政策

政策部門

現代の政策の研究は、教育学・保育学の領域にとどまらず、発達科学・医学・脳科学での最先端の知見や、心理学・保育学をはじめとした子育て・保育研究の蓄積、さらに哲学・歴史学・経済学・政治学・社会学などの人文・社会科学的な分析の成果を結集して行われることが求められています。発達保育実践政策学センターは、人文・社会・自然・学際融合の各領域を擁する総合大学としての東京大学のリソースを活かし、これらの各分野の最新の成果に基づく政策の研究の発展を図るとともに、政策形成・実施に資する実践的な知見の提示や政策提言、さらにはこれら政策の研究と実践を担う人材の育成を目指して活動を進めています。

これまでの政策研究は、心理学・保育学など子育て・保育を専門とする研究者や、保育所・幼稚園に関わる実務家などが中心となって進められてきました。それらは実践に即した政策の知見や政策形成に一定の貢献を成してきました。一方で、発達科学・医学・脳科学などの自然科学分野の知見が必ずしも政策に活かされているとはいえません。また、ノーベル経済学賞を受賞したジェームズ・ヘックマンの研究に代表されるように、就学前教育の効果について諸外国では社会科学的な研究が進んでいますが、日本では保育・幼児教育政策を専門とする社会科学の研究者自体が非常に少ないのが現状です。

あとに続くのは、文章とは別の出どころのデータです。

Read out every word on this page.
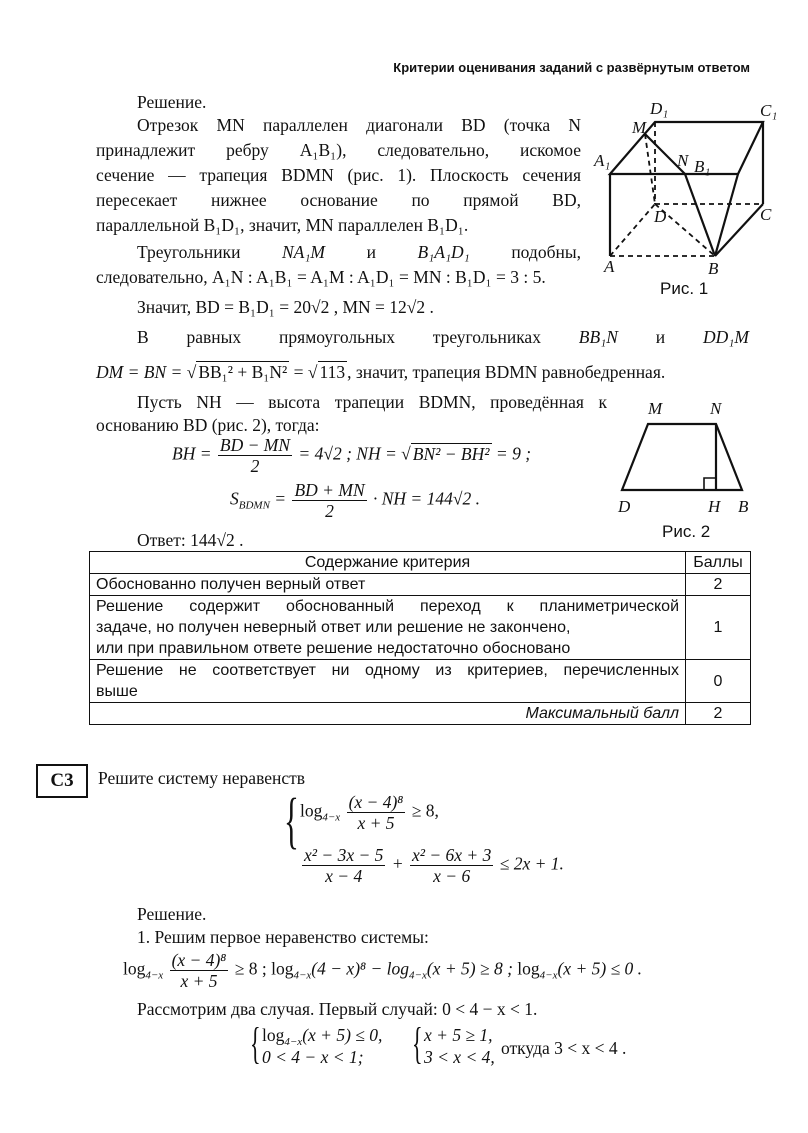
Критерии оценивания заданий с развёрнутым ответом
Решение.
Отрезок MN параллелен диагонали BD (точка N
принадлежит ребру A₁B₁), следовательно, искомое
сечение — трапеция BDMN (рис. 1). Плоскость сечения
пересекает нижнее основание по прямой BD,
параллельной B₁D₁, значит, MN параллелен B₁D₁.
Треугольники NA₁M и B₁A₁D₁ подобны,
следовательно, A₁N : A₁B₁ = A₁M : A₁D₁ = MN : B₁D₁ = 3 : 5.
Значит, BD = B₁D₁ = 20√2 , MN = 12√2 .
В равных прямоугольных треугольниках BB₁N и DD₁M
DM = BN = √ BB₁² + B₁N² = √ 113 , значит, трапеция BDMN равнобедренная.
Пусть NH — высота трапеции BDMN, проведённая к
основанию BD (рис. 2), тогда:
BH = $\frac{BD - MN}{2} = 4√2$ ; NH = √ BN² − BH² = 9 ;
$S_{BDMN} = \frac{BD + MN}{2}$ · NH = 144√2 .
Ответ: 144√2 .
D₁	C₁
M
A₁	N B₁
D	C
A	B
Рис. 1
M	N
D	H B
Рис. 2
Содержание критерия	Баллы
Обоснованно получен верный ответ	2

Решение содержит обоснованный переход к планиметрической
задаче, но получен неверный ответ или решение не закончено,
или при правильном ответе решение недостаточно обосновано	1

Решение не соответствует ни одному из критериев, перечисленных
выше	0
Максимальный балл	2
С3	Решите систему неравенств
{ $\log_{4-x} \frac{\text{(x − 4)⁸}}{x + 5} \ge 8$,
$\frac{\text{x² − 3x − 5}}{x - 4} + \frac{\text{x² − 6x + 3}}{x - 6} \le 2x + 1$.
Решение.
1. Решим первое неравенство системы:
$\log_{4-x} \frac{\text{(x − 4)⁸}}{x + 5} \ge 8$ ; $\log_{4-x}(4 - x)^8 - \log_{4-x}(x + 5) \ge 8$ ; $\log_{4-x}(x + 5) \le 0$ .
Рассмотрим два случая. Первый случай: 0 < 4 − x < 1.
{ $\log_{4-x}(x + 5) \le 0$,
0 < 4 − x < 1;	{ x + 5 ≥ 1,
3 < x < 4, откуда 3 < x < 4 .
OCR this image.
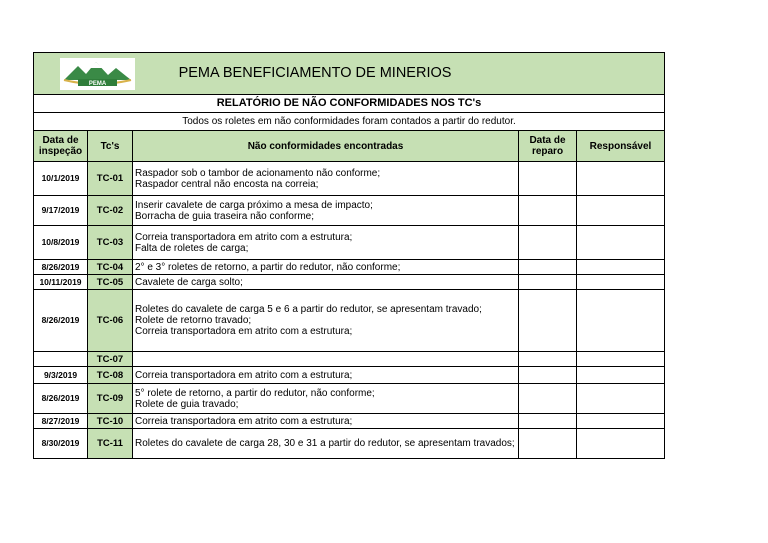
PEMA
PEMA BENEFICIAMENTO DE MINERIOS				
RELATÓRIO DE NÃO CONFORMIDADES NOS TC's				
Todos os roletes em não conformidades foram contados a partir do redutor.				
Data de inspeção	Tc's	Não conformidades encontradas	Data de reparo	Responsável
10/1/2019	TC-01	Raspador sob o tambor de acionamento não conforme;
Raspador central não encosta na correia;		

9/17/2019	TC-02	Inserir cavalete de carga próximo a mesa de impacto;
Borracha de guia traseira não conforme;		

10/8/2019	TC-03	Correia transportadora em atrito com a estrutura;
Falta de roletes de carga;		

8/26/2019	TC-04	2° e 3° roletes de retorno, a partir do redutor, não conforme;		

10/11/2019	TC-05	Cavalete de carga solto;		

8/26/2019	TC-06	Roletes do cavalete de carga 5 e 6 a partir do redutor, se apresentam travado;
Rolete de retorno travado;
Correia transportadora em atrito com a estrutura;		

	TC-07			
9/3/2019	TC-08	Correia transportadora em atrito com a estrutura;		

8/26/2019	TC-09	5° rolete de retorno, a partir do redutor, não conforme;
Rolete de guia travado;		

8/27/2019	TC-10	Correia transportadora em atrito com a estrutura;		

8/30/2019	TC-11	Roletes do cavalete de carga 28, 30 e 31 a partir do redutor, se apresentam travados;		
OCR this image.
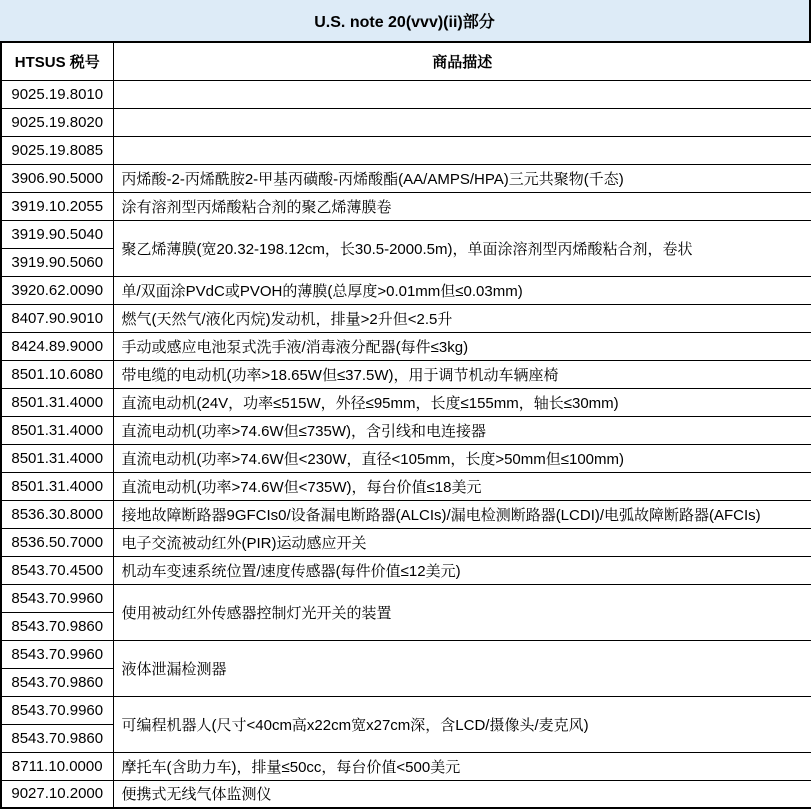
U.S. note 20(vvv)(ii)部分
HTSUS 税号	商品描述
9025.19.8010	
9025.19.8020	
9025.19.8085	
3906.90.5000	丙烯酸-2-丙烯酰胺2-甲基丙磺酸-丙烯酸酯(AA/AMPS/HPA)三元共聚物(千态)
3919.10.2055	涂有溶剂型丙烯酸粘合剂的聚乙烯薄膜卷
3919.90.5040	聚乙烯薄膜(宽20.32-198.12cm，长30.5-2000.5m)，单面涂溶剂型丙烯酸粘合剂，卷状
3919.90.5060	
3920.62.0090	单/双面涂PVdC或PVOH的薄膜(总厚度>0.01mm但≤0.03mm)
8407.90.9010	燃气(天然气/液化丙烷)发动机，排量>2升但<2.5升
8424.89.9000	手动或感应电池泵式洗手液/消毒液分配器(每件≤3kg)
8501.10.6080	带电缆的电动机(功率>18.65W但≤37.5W)，用于调节机动车辆座椅
8501.31.4000	直流电动机(24V，功率≤515W，外径≤95mm，长度≤155mm，轴长≤30mm)
8501.31.4000	直流电动机(功率>74.6W但≤735W)，含引线和电连接器
8501.31.4000	直流电动机(功率>74.6W但<230W，直径<105mm，长度>50mm但≤100mm)
8501.31.4000	直流电动机(功率>74.6W但<735W)，每台价值≤18美元
8536.30.8000	接地故障断路器9GFCIs0/设备漏电断路器(ALCIs)/漏电检测断路器(LCDI)/电弧故障断路器(AFCIs)
8536.50.7000	电子交流被动红外(PIR)运动感应开关
8543.70.4500	机动车变速系统位置/速度传感器(每件价值≤12美元)
8543.70.9960	使用被动红外传感器控制灯光开关的装置
8543.70.9860	
8543.70.9960	液体泄漏检测器
8543.70.9860	
8543.70.9960	可编程机器人(尺寸<40cm高x22cm宽x27cm深，含LCD/摄像头/麦克风)
8543.70.9860	
8711.10.0000	摩托车(含助力车)，排量≤50cc，每台价值<500美元
9027.10.2000	便携式无线气体监测仪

本センターは、政策研究部門と発達基礎研究や子育て・保育研究、人材育成などの部門が連携しながら研究を行う学際的・文理融合的な組織であることが大きな特徴です。こうしたセンターの強みを生かしながら、国内外の比較を含めた事例研究、自治体や保育所・幼稚園等へのパネル調査と分析、海外の政策研究者や研究機関との連携・交流などを進め、政策研究の国際拠点の形成と日本の保育・幼児教育政策への貢献を行います。

 

取り組みの予定

子ども・子育て政策の検討を行い、質向上への具体的提言のためにどのような取り組みが可能か国内外の政策動向や各種調査、歴史的変遷をふまえて検討します。

合わせて、就学前教育・保育政策の在り方に関する理論的検討を行います。